We will always offer to notify your GP of any medicines that we have prescribed, but if you decline to take up our offer, it is your responsibility to notify your GP. You must be aware that any Hormone replacement medication prescribed by us may have a bearing on the healthcare that you receive from you GP and other NHS medical service and so it is essential that your GP record is up to date. If you do not give consent then there may be certain forms of drug therapy that your practitioner is not prepared to prescribe you. With your consent we will write to your GP with a summary of our treatment plan and a copy will be sent to you for your records.

Financial Information

All payments via credit or debit card are processed through our third-party processor “Zettle” that will store all payment information and transaction details.
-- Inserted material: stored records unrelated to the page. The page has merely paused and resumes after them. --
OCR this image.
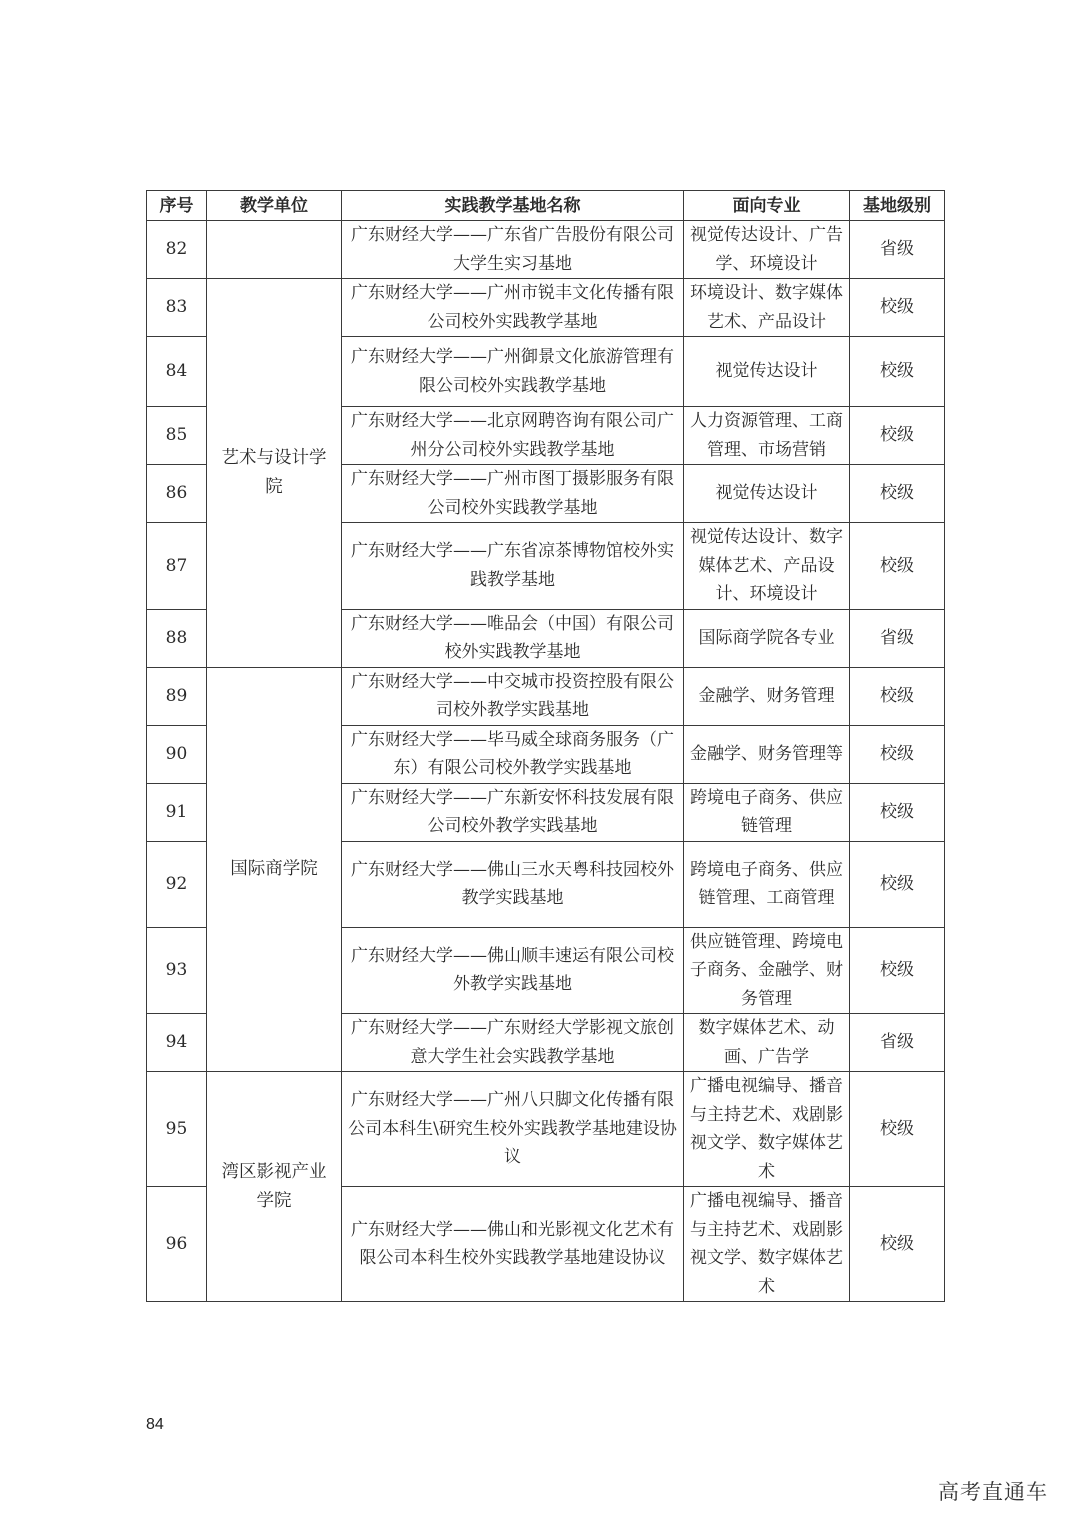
序号	教学单位	实践教学基地名称	面向专业	基地级别
82		广东财经大学——广东省广告股份有限公司大学生实习基地	视觉传达设计、广告学、环境设计	省级
83	艺术与设计学院	广东财经大学——广州市锐丰文化传播有限公司校外实践教学基地	环境设计、数字媒体艺术、产品设计	校级
84		广东财经大学——广州御景文化旅游管理有限公司校外实践教学基地	视觉传达设计	校级
85		广东财经大学——北京网聘咨询有限公司广州分公司校外实践教学基地	人力资源管理、工商管理、市场营销	校级
86		广东财经大学——广州市图丁摄影服务有限公司校外实践教学基地	视觉传达设计	校级
87		广东财经大学——广东省凉茶博物馆校外实践教学基地	视觉传达设计、数字媒体艺术、产品设计、环境设计	校级
88		广东财经大学——唯品会（中国）有限公司校外实践教学基地	国际商学院各专业	省级
89	国际商学院	广东财经大学——中交城市投资控股有限公司校外教学实践基地	金融学、财务管理	校级
90		广东财经大学——毕马威全球商务服务（广东）有限公司校外教学实践基地	金融学、财务管理等	校级
91		广东财经大学——广东新安怀科技发展有限公司校外教学实践基地	跨境电子商务、供应链管理	校级
92		广东财经大学——佛山三水天粤科技园校外教学实践基地	跨境电子商务、供应链管理、工商管理	校级
93		广东财经大学——佛山顺丰速运有限公司校外教学实践基地	供应链管理、跨境电子商务、金融学、财务管理	校级
94		广东财经大学——广东财经大学影视文旅创意大学生社会实践教学基地	数字媒体艺术、动画、广告学	省级
95	湾区影视产业学院	广东财经大学——广州八只脚文化传播有限公司本科生\研究生校外实践教学基地建设协议	广播电视编导、播音与主持艺术、戏剧影视文学、数字媒体艺术	校级
96		广东财经大学——佛山和光影视文化艺术有限公司本科生校外实践教学基地建设协议	广播电视编导、播音与主持艺术、戏剧影视文学、数字媒体艺术	校级
84
高考直通车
We will not retain your credit or debit card details.

How we look after your personal data

We respect the fact that the personal data belongs to you. We have a duty to keep your information confidential, secure and accurate. We do not keep your personal data for any longer than is necessary for the purpose for which we collected the data. Where we need to further use your personal data, we ensure that it is legal for us to do so and when we need to store your data we take measures to ensure that you or other patients cannot be identified through simply accessing those files.

We retain your medical records in accordance with national best practice guidance –  Records Management Code of Practice for Health and Social Care 2016 (Information Governance Alliance, July 2016)
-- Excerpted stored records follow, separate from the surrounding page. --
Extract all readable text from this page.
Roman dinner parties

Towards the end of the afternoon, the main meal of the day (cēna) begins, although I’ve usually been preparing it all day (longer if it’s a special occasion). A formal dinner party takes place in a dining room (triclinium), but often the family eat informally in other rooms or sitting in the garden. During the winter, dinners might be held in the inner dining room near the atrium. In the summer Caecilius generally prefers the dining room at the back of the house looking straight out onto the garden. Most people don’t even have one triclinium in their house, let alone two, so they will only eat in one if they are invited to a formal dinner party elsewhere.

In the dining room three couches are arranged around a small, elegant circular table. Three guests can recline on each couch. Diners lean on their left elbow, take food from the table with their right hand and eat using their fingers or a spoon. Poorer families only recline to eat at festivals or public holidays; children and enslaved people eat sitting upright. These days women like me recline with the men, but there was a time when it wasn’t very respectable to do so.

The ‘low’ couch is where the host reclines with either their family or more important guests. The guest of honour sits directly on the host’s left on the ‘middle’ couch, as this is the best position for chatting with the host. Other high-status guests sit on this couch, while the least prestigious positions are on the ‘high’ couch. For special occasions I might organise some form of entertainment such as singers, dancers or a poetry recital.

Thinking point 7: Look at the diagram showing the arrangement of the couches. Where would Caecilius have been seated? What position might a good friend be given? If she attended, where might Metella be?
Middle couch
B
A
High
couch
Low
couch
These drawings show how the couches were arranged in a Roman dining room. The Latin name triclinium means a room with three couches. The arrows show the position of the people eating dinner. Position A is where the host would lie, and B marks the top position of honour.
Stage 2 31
What are your rights as a patient?

There is an EU law that protects your personal data called the General Data Protection Regulation (GDPR). We must ensure that when you ask about your personal data we respond promptly to your request. You have the right to have your data corrected or removed or transferred to another service provider and also to ask that we stop using your data.
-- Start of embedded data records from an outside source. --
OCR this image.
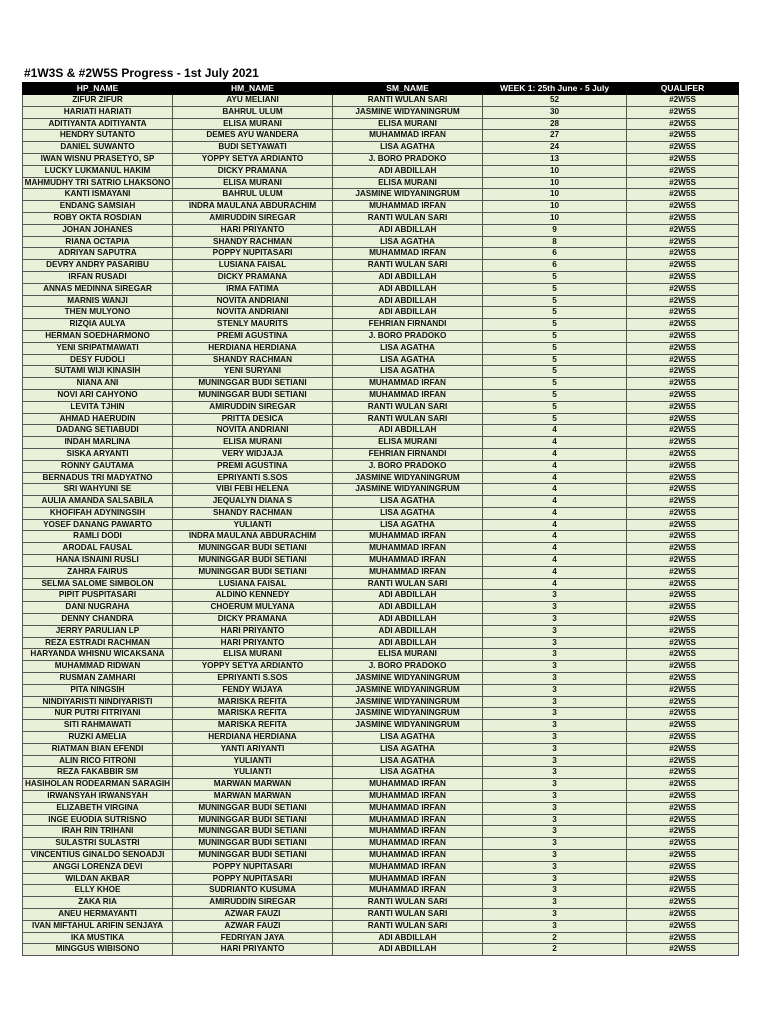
#1W3S & #2W5S Progress - 1st July 2021
HP_NAME	HM_NAME	SM_NAME	WEEK 1: 25th June - 5 July	QUALIFER
ZIFUR ZIFUR	AYU MELIANI	RANTI WULAN SARI	52	#2W5S
HARIATI HARIATI	BAHRUL ULUM	JASMINE WIDYANINGRUM	30	#2W5S
ADITIYANTA ADITIYANTA	ELISA MURANI	ELISA MURANI	28	#2W5S
HENDRY SUTANTO	DEMES AYU WANDERA	MUHAMMAD IRFAN	27	#2W5S
DANIEL SUWANTO	BUDI SETYAWATI	LISA AGATHA	24	#2W5S
IWAN WISNU PRASETYO, SP	YOPPY SETYA ARDIANTO	J. BORO PRADOKO	13	#2W5S
LUCKY LUKMANUL HAKIM	DICKY PRAMANA	ADI ABDILLAH	10	#2W5S
MAHMUDHY TRI SATRIO LHAKSONO	ELISA MURANI	ELISA MURANI	10	#2W5S
KANTI ISMAYANI	BAHRUL ULUM	JASMINE WIDYANINGRUM	10	#2W5S
ENDANG SAMSIAH	INDRA MAULANA ABDURACHIM	MUHAMMAD IRFAN	10	#2W5S
ROBY OKTA ROSDIAN	AMIRUDDIN SIREGAR	RANTI WULAN SARI	10	#2W5S
JOHAN JOHANES	HARI PRIYANTO	ADI ABDILLAH	9	#2W5S
RIANA OCTAPIA	SHANDY RACHMAN	LISA AGATHA	8	#2W5S
ADRIYAN SAPUTRA	POPPY NUPITASARI	MUHAMMAD IRFAN	6	#2W5S
DEVRY ANDRY PASARIBU	LUSIANA FAISAL	RANTI WULAN SARI	6	#2W5S
IRFAN RUSADI	DICKY PRAMANA	ADI ABDILLAH	5	#2W5S
ANNAS MEDINNA SIREGAR	IRMA FATIMA	ADI ABDILLAH	5	#2W5S
MARNIS WANJI	NOVITA ANDRIANI	ADI ABDILLAH	5	#2W5S
THEN MULYONO	NOVITA ANDRIANI	ADI ABDILLAH	5	#2W5S
RIZQIA AULYA	STENLY MAURITS	FEHRIAN FIRNANDI	5	#2W5S
HERMAN SOEDHARMONO	PREMI AGUSTINA	J. BORO PRADOKO	5	#2W5S
YENI SRIPATMAWATI	HERDIANA HERDIANA	LISA AGATHA	5	#2W5S
DESY FUDOLI	SHANDY RACHMAN	LISA AGATHA	5	#2W5S
SUTAMI WIJI KINASIH	YENI SURYANI	LISA AGATHA	5	#2W5S
NIANA ANI	MUNINGGAR BUDI SETIANI	MUHAMMAD IRFAN	5	#2W5S
NOVI ARI CAHYONO	MUNINGGAR BUDI SETIANI	MUHAMMAD IRFAN	5	#2W5S
LEVITA TJHIN	AMIRUDDIN SIREGAR	RANTI WULAN SARI	5	#2W5S
AHMAD HAERUDIN	PRITTA DESICA	RANTI WULAN SARI	5	#2W5S
DADANG SETIABUDI	NOVITA ANDRIANI	ADI ABDILLAH	4	#2W5S
INDAH MARLINA	ELISA MURANI	ELISA MURANI	4	#2W5S
SISKA ARYANTI	VERY WIDJAJA	FEHRIAN FIRNANDI	4	#2W5S
RONNY GAUTAMA	PREMI AGUSTINA	J. BORO PRADOKO	4	#2W5S
BERNADUS TRI MADYATNO	EPRIYANTI S.SOS	JASMINE WIDYANINGRUM	4	#2W5S
SRI WAHYUNI SE	VIBI FEBI HELENA	JASMINE WIDYANINGRUM	4	#2W5S
AULIA AMANDA SALSABILA	JEQUALYN DIANA S	LISA AGATHA	4	#2W5S
KHOFIFAH ADYNINGSIH	SHANDY RACHMAN	LISA AGATHA	4	#2W5S
YOSEF DANANG PAWARTO	YULIANTI	LISA AGATHA	4	#2W5S
RAMLI DODI	INDRA MAULANA ABDURACHIM	MUHAMMAD IRFAN	4	#2W5S
ARODAL FAUSAL	MUNINGGAR BUDI SETIANI	MUHAMMAD IRFAN	4	#2W5S
HANA ISNAINI RUSLI	MUNINGGAR BUDI SETIANI	MUHAMMAD IRFAN	4	#2W5S
ZAHRA FAIRUS	MUNINGGAR BUDI SETIANI	MUHAMMAD IRFAN	4	#2W5S
SELMA SALOME SIMBOLON	LUSIANA FAISAL	RANTI WULAN SARI	4	#2W5S
PIPIT PUSPITASARI	ALDINO KENNEDY	ADI ABDILLAH	3	#2W5S
DANI NUGRAHA	CHOERUM MULYANA	ADI ABDILLAH	3	#2W5S
DENNY CHANDRA	DICKY PRAMANA	ADI ABDILLAH	3	#2W5S
JERRY PARULIAN LP	HARI PRIYANTO	ADI ABDILLAH	3	#2W5S
REZA ESTRADI RACHMAN	HARI PRIYANTO	ADI ABDILLAH	3	#2W5S
HARYANDA WHISNU WICAKSANA	ELISA MURANI	ELISA MURANI	3	#2W5S
MUHAMMAD RIDWAN	YOPPY SETYA ARDIANTO	J. BORO PRADOKO	3	#2W5S
RUSMAN ZAMHARI	EPRIYANTI S.SOS	JASMINE WIDYANINGRUM	3	#2W5S
PITA NINGSIH	FENDY WIJAYA	JASMINE WIDYANINGRUM	3	#2W5S
NINDIYARISTI NINDIYARISTI	MARISKA REFITA	JASMINE WIDYANINGRUM	3	#2W5S
NUR PUTRI FITRIYANI	MARISKA REFITA	JASMINE WIDYANINGRUM	3	#2W5S
SITI RAHMAWATI	MARISKA REFITA	JASMINE WIDYANINGRUM	3	#2W5S
RUZKI AMELIA	HERDIANA HERDIANA	LISA AGATHA	3	#2W5S
RIATMAN BIAN EFENDI	YANTI ARIYANTI	LISA AGATHA	3	#2W5S
ALIN RICO FITRONI	YULIANTI	LISA AGATHA	3	#2W5S
REZA FAKABBIR SM	YULIANTI	LISA AGATHA	3	#2W5S
HASIHOLAN RODEARMAN SARAGIH	MARWAN MARWAN	MUHAMMAD IRFAN	3	#2W5S
IRWANSYAH IRWANSYAH	MARWAN MARWAN	MUHAMMAD IRFAN	3	#2W5S
ELIZABETH VIRGINA	MUNINGGAR BUDI SETIANI	MUHAMMAD IRFAN	3	#2W5S
INGE EUODIA SUTRISNO	MUNINGGAR BUDI SETIANI	MUHAMMAD IRFAN	3	#2W5S
IRAH RIN TRIHANI	MUNINGGAR BUDI SETIANI	MUHAMMAD IRFAN	3	#2W5S
SULASTRI SULASTRI	MUNINGGAR BUDI SETIANI	MUHAMMAD IRFAN	3	#2W5S
VINCENTIUS GINALDO SENOADJI	MUNINGGAR BUDI SETIANI	MUHAMMAD IRFAN	3	#2W5S
ANGGI LORENZA DEVI	POPPY NUPITASARI	MUHAMMAD IRFAN	3	#2W5S
WILDAN AKBAR	POPPY NUPITASARI	MUHAMMAD IRFAN	3	#2W5S
ELLY KHOE	SUDRIANTO KUSUMA	MUHAMMAD IRFAN	3	#2W5S
ZAKA RIA	AMIRUDDIN SIREGAR	RANTI WULAN SARI	3	#2W5S
ANEU HERMAYANTI	AZWAR FAUZI	RANTI WULAN SARI	3	#2W5S
IVAN MIFTAHUL ARIFIN SENJAYA	AZWAR FAUZI	RANTI WULAN SARI	3	#2W5S
IKA MUSTIKA	FEDRIYAN JAYA	ADI ABDILLAH	2	#2W5S
MINGGUS WIBISONO	HARI PRIYANTO	ADI ABDILLAH	2	#2W5S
Where you have previously given your consent, you have the right to withdraw that consent, unless a legal authority prevents us from doing this. You have the right not to be pestered by nuisance email or tele-marketing.

You also have the right to be informed of certain security incidents which might have an impact on you. You have the right to raise a complaint with the data protection authority (supervisory authority). Please find their details below. Should you require access to your personal data you may make the request by using the link on our website or contacting us directly at our clinic.

Under the Data Protection Act patients are entitled to receive a copy of their medical records. Any applications should be made in writing and addressed to the Data Protection Officer at the address detailed above.

Data Storage and Transfer

We do not store your personal data on our website. All personal and health data, including medication and diagnostic information are stored on secure servers of our clinical notes system provider Heydoc.

Your data is physically stored on servers which have achieved the highest level of security certification, as used by banks and government services. Heydoc servers are located in London, United Kingdom. Only a very limited number of authorised staff from Heydoc Limited can access these servers. Data is replicated continuously, with multiple copies stored between security centres to ensure immediate failover. Data in transfer is fully encrypted using the most secure cryptographic technologies available (256-bit level of encryption). This means that when you access your data via the internet the Heydoc server will negotiate a secure link with the end user via a process called SSL. This is the same technology used for online banking and credit card transactions and is known to be the most secure system available.

Changes to this Privacy Policy

This policy is subject to change for example, if the law with regards to data protection changes. It is advisable that you revisit this page from time to time to ensure you are still happy with the terms of the policy.